Faraday Future hat auf der CES 2017 in Las Vegas mit dem FF91 sein erstes offizielles Modell präsentiert: Das kalifornische Start-up für Elektrofahrzeuge zielt mit seinem großen SUV direkt auf den Konkurrenten Tesla Model X – will aber alles ein wenig besser machen.

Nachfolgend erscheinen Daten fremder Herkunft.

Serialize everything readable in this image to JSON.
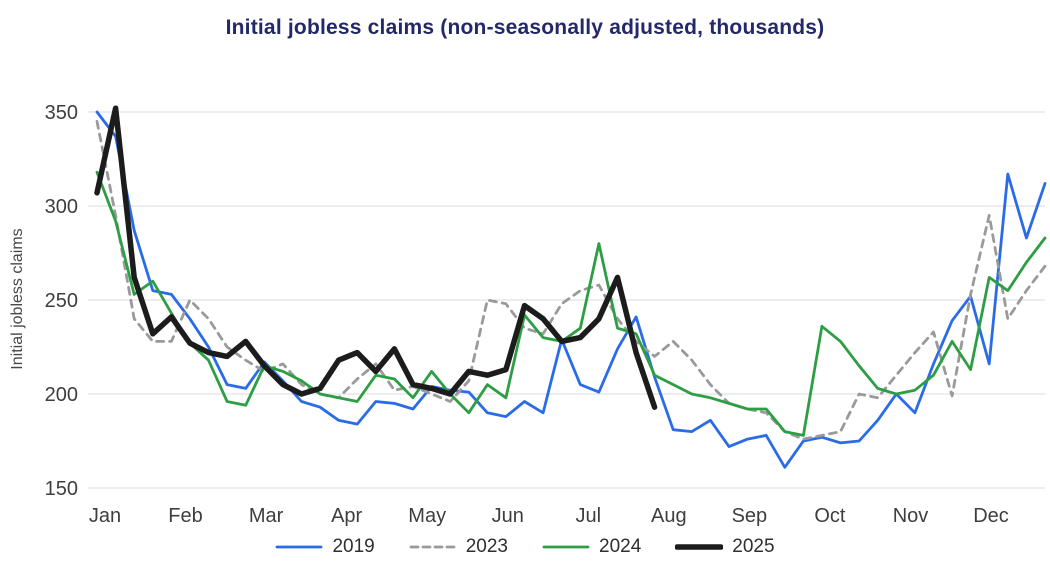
{
  "chart_data": {
    "type": "line",
    "title": "Initial jobless claims (non-seasonally adjusted, thousands)",
    "xlabel": "",
    "ylabel": "Initial jobless claims",
    "ylim": [
      150,
      350
    ],
    "yticks": [
      150,
      200,
      250,
      300,
      350
    ],
    "categories": [
      "Jan",
      "Feb",
      "Mar",
      "Apr",
      "May",
      "Jun",
      "Jul",
      "Aug",
      "Sep",
      "Oct",
      "Nov",
      "Dec"
    ],
    "x_unit": "week",
    "grid": "horizontal",
    "legend_position": "bottom",
    "colors": {
      "title": "#232968",
      "axis_text": "#3e3e3e",
      "gridline": "#d8dbe0"
    },
    "series": [
      {
        "name": "2019",
        "color": "#2a6ce8",
        "style": "solid",
        "width": 2.8,
        "values": [
          350,
          337,
          287,
          255,
          253,
          240,
          225,
          205,
          203,
          217,
          207,
          196,
          193,
          186,
          184,
          196,
          195,
          192,
          204,
          202,
          201,
          190,
          188,
          196,
          190,
          229,
          205,
          201,
          224,
          241,
          209,
          181,
          180,
          186,
          172,
          176,
          178,
          161,
          175,
          177,
          174,
          175,
          186,
          200,
          190,
          216,
          239,
          252,
          216,
          317,
          283,
          312
        ]
      },
      {
        "name": "2023",
        "color": "#9a9a9a",
        "style": "dashed",
        "width": 2.8,
        "values": [
          345,
          295,
          240,
          228,
          228,
          250,
          240,
          225,
          218,
          212,
          216,
          205,
          200,
          198,
          208,
          216,
          202,
          204,
          200,
          196,
          207,
          250,
          248,
          235,
          232,
          248,
          255,
          258,
          240,
          228,
          220,
          228,
          218,
          205,
          195,
          192,
          190,
          180,
          176,
          178,
          180,
          200,
          198,
          210,
          222,
          233,
          199,
          253,
          295,
          240,
          255,
          268
        ]
      },
      {
        "name": "2024",
        "color": "#2e9e44",
        "style": "solid",
        "width": 2.8,
        "values": [
          318,
          292,
          253,
          260,
          243,
          227,
          218,
          196,
          194,
          215,
          212,
          207,
          200,
          198,
          196,
          210,
          208,
          198,
          212,
          200,
          190,
          205,
          198,
          242,
          230,
          228,
          235,
          280,
          235,
          232,
          210,
          205,
          200,
          198,
          195,
          192,
          192,
          180,
          178,
          236,
          228,
          215,
          203,
          200,
          202,
          210,
          228,
          213,
          262,
          255,
          270,
          283
        ]
      },
      {
        "name": "2025",
        "color": "#1c1c1c",
        "style": "solid",
        "width": 5.5,
        "values": [
          307,
          352,
          262,
          232,
          241,
          227,
          222,
          220,
          228,
          215,
          205,
          200,
          203,
          218,
          222,
          212,
          224,
          205,
          203,
          200,
          212,
          210,
          213,
          247,
          240,
          228,
          230,
          240,
          262,
          222,
          193
        ]
      }
    ]
  }
}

Keine klassische Automobilmesse, sondern die Consumer Electronics Show (CES) in Las Vegas wählt das Elektroauto-Start-up Faraday Future aus Gardena in Kalifornien, um sein erstes Elektromobil vorzustellen. Der FF91 (Faraday Future "nine one") ist ein großes, rein elektrisch betriebenes SUV, das in seiner Erscheinung zwar stark an das Model X von Tesla erinnert, aber dennoch mit eigenständigen Designelementen und noch satteren Fahrleistungen auf den Markt kommen soll.

1.050 PS: Der FF91 beschleunigt vehement

Mit einer Gesamtlänge von 5,25 Metern, einem Radstand von 3,20 Metern und einer Dachhöhe von rund 1,60 Metern wirkt das SUV sehr gestreckt und macht einen sportlichen Eindruck. Alleine bei einem guten Eindruck will es Faraday Future jedoch nicht belassen, denn die Elektromotorenkombination des FF91 leistet beinahe brutale 1.065 PS, die das SUV in 2,39 Sekunden auf 60 Meilen pro Stunde beschleunigen sollen. 100 km/h würden demnach nach rund 2,5 Sekunden anliegen. Das wäre zum einen rekordverdächtig und zum anderen auch noch einmal ein ganzes Stück schneller als Teslas Model X.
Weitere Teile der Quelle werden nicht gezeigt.